Implications for Clinical Practice
This study provides evidence that substantial reductions in cigarette smoking are possible for methadone-maintained patients, even following a relatively brief intervention. It also suggests that smoking cessation interventions may be effective even for patients that are relatively early in their recovery from substance abuse. However, as it appears that reductions occurred over time and required integration of the new skills, longer smoking cessation interventions or follow-up support may be useful in maintaining or increasing gains over time.
Results also indicate that the factors associated with success of smoking cessation interventions may differ for pregnant versus nonpregnant women. For pregnant women, pregnancy represents a unique motivation to decrease their nicotine use, and many pregnant patients appear to have begun this process prior to intervention and were able to further decrease their use following intervention. Heavier smoking as well as greater self-imposed decrease in cigarette smoking prior to intervention appeared to lessen the effectiveness of the intervention for pregnant women, consistent with previous literature.
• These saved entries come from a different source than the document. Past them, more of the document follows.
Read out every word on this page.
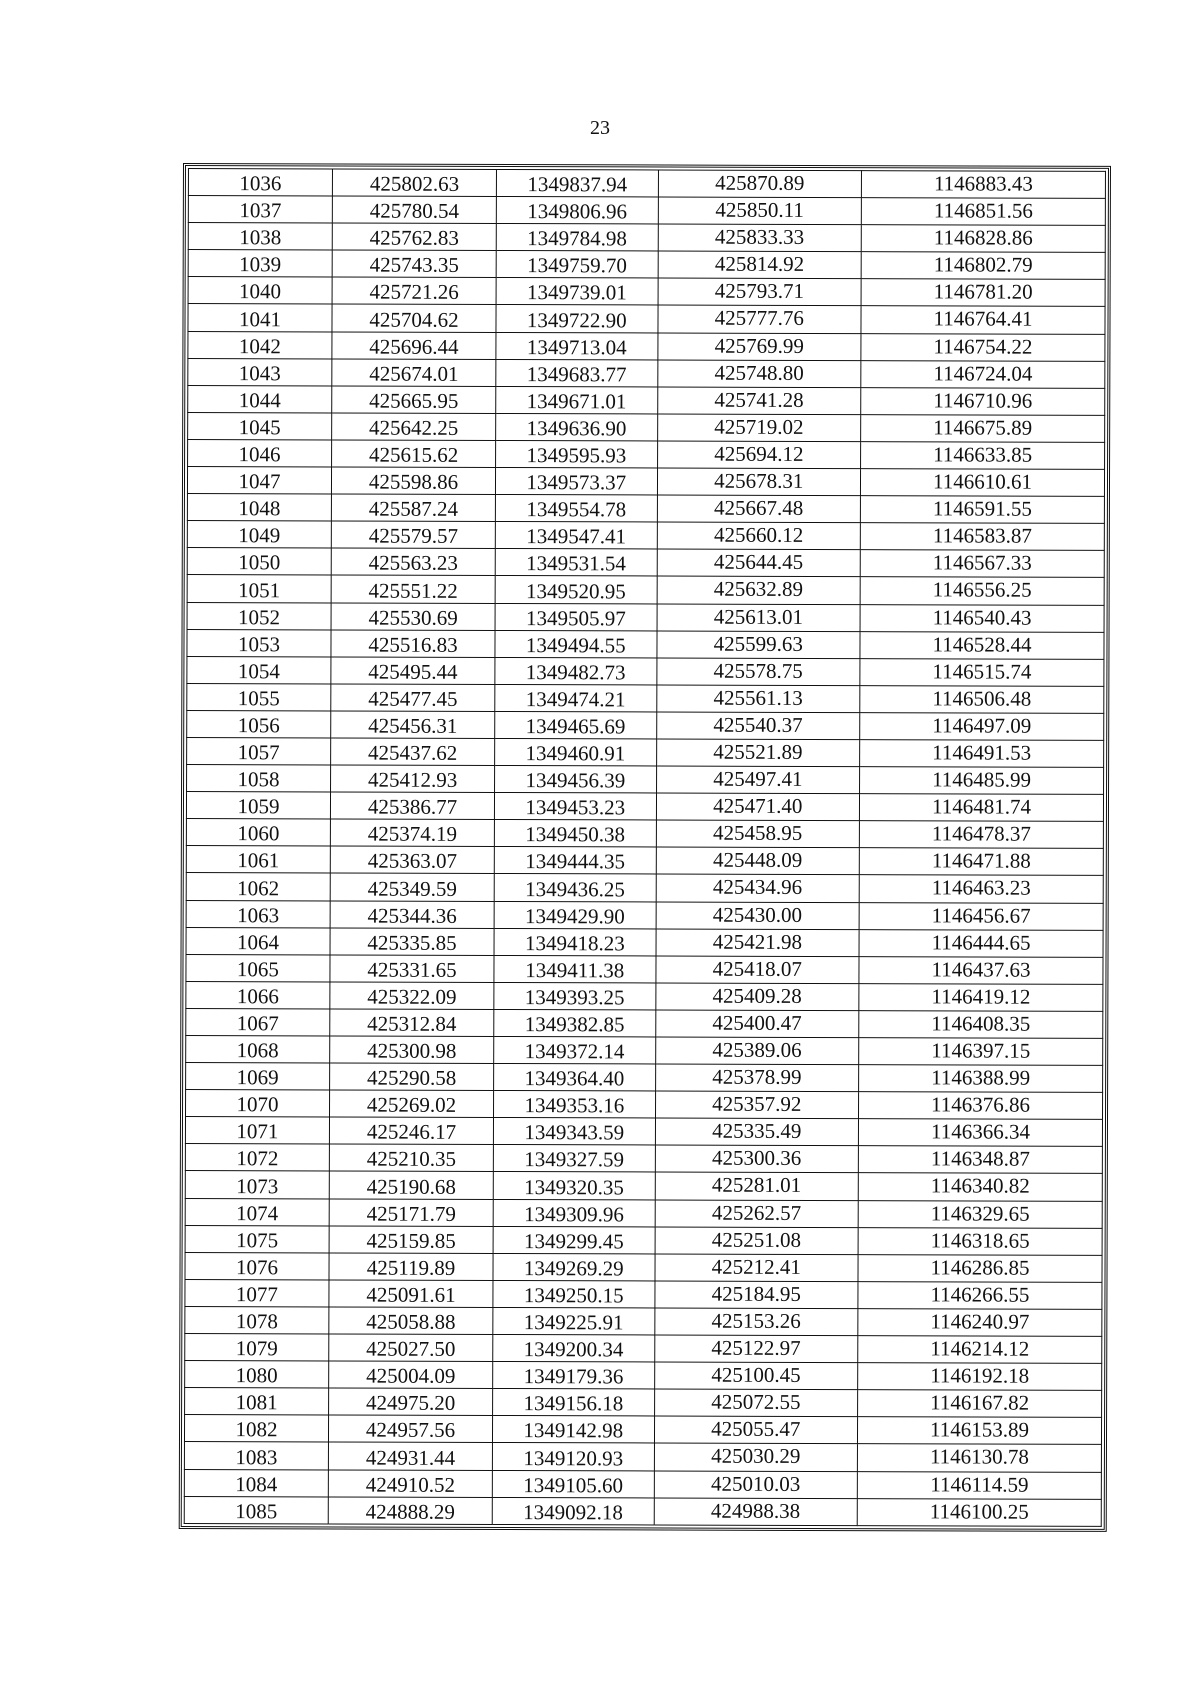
23
1036	425802.63	1349837.94	425870.89	1146883.43
1037	425780.54	1349806.96	425850.11	1146851.56
1038	425762.83	1349784.98	425833.33	1146828.86
1039	425743.35	1349759.70	425814.92	1146802.79
1040	425721.26	1349739.01	425793.71	1146781.20
1041	425704.62	1349722.90	425777.76	1146764.41
1042	425696.44	1349713.04	425769.99	1146754.22
1043	425674.01	1349683.77	425748.80	1146724.04
1044	425665.95	1349671.01	425741.28	1146710.96
1045	425642.25	1349636.90	425719.02	1146675.89
1046	425615.62	1349595.93	425694.12	1146633.85
1047	425598.86	1349573.37	425678.31	1146610.61
1048	425587.24	1349554.78	425667.48	1146591.55
1049	425579.57	1349547.41	425660.12	1146583.87
1050	425563.23	1349531.54	425644.45	1146567.33
1051	425551.22	1349520.95	425632.89	1146556.25
1052	425530.69	1349505.97	425613.01	1146540.43
1053	425516.83	1349494.55	425599.63	1146528.44
1054	425495.44	1349482.73	425578.75	1146515.74
1055	425477.45	1349474.21	425561.13	1146506.48
1056	425456.31	1349465.69	425540.37	1146497.09
1057	425437.62	1349460.91	425521.89	1146491.53
1058	425412.93	1349456.39	425497.41	1146485.99
1059	425386.77	1349453.23	425471.40	1146481.74
1060	425374.19	1349450.38	425458.95	1146478.37
1061	425363.07	1349444.35	425448.09	1146471.88
1062	425349.59	1349436.25	425434.96	1146463.23
1063	425344.36	1349429.90	425430.00	1146456.67
1064	425335.85	1349418.23	425421.98	1146444.65
1065	425331.65	1349411.38	425418.07	1146437.63
1066	425322.09	1349393.25	425409.28	1146419.12
1067	425312.84	1349382.85	425400.47	1146408.35
1068	425300.98	1349372.14	425389.06	1146397.15
1069	425290.58	1349364.40	425378.99	1146388.99
1070	425269.02	1349353.16	425357.92	1146376.86
1071	425246.17	1349343.59	425335.49	1146366.34
1072	425210.35	1349327.59	425300.36	1146348.87
1073	425190.68	1349320.35	425281.01	1146340.82
1074	425171.79	1349309.96	425262.57	1146329.65
1075	425159.85	1349299.45	425251.08	1146318.65
1076	425119.89	1349269.29	425212.41	1146286.85
1077	425091.61	1349250.15	425184.95	1146266.55
1078	425058.88	1349225.91	425153.26	1146240.97
1079	425027.50	1349200.34	425122.97	1146214.12
1080	425004.09	1349179.36	425100.45	1146192.18
1081	424975.20	1349156.18	425072.55	1146167.82
1082	424957.56	1349142.98	425055.47	1146153.89
1083	424931.44	1349120.93	425030.29	1146130.78
1084	424910.52	1349105.60	425010.03	1146114.59
1085	424888.29	1349092.18	424988.38	1146100.25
Higher scores on the craving subscale of the WISDM suggest that for pregnant women, particularly those who are newer to substance abuse treatment, increased focus on the management of cravings may be especially helpful. Further research is needed on efficacious treatment for nicotine dependence in this special population; however, this study does provide evidence that smoking cessation interventions are a worthwhile endeavor for women in substance abuse treatment programs.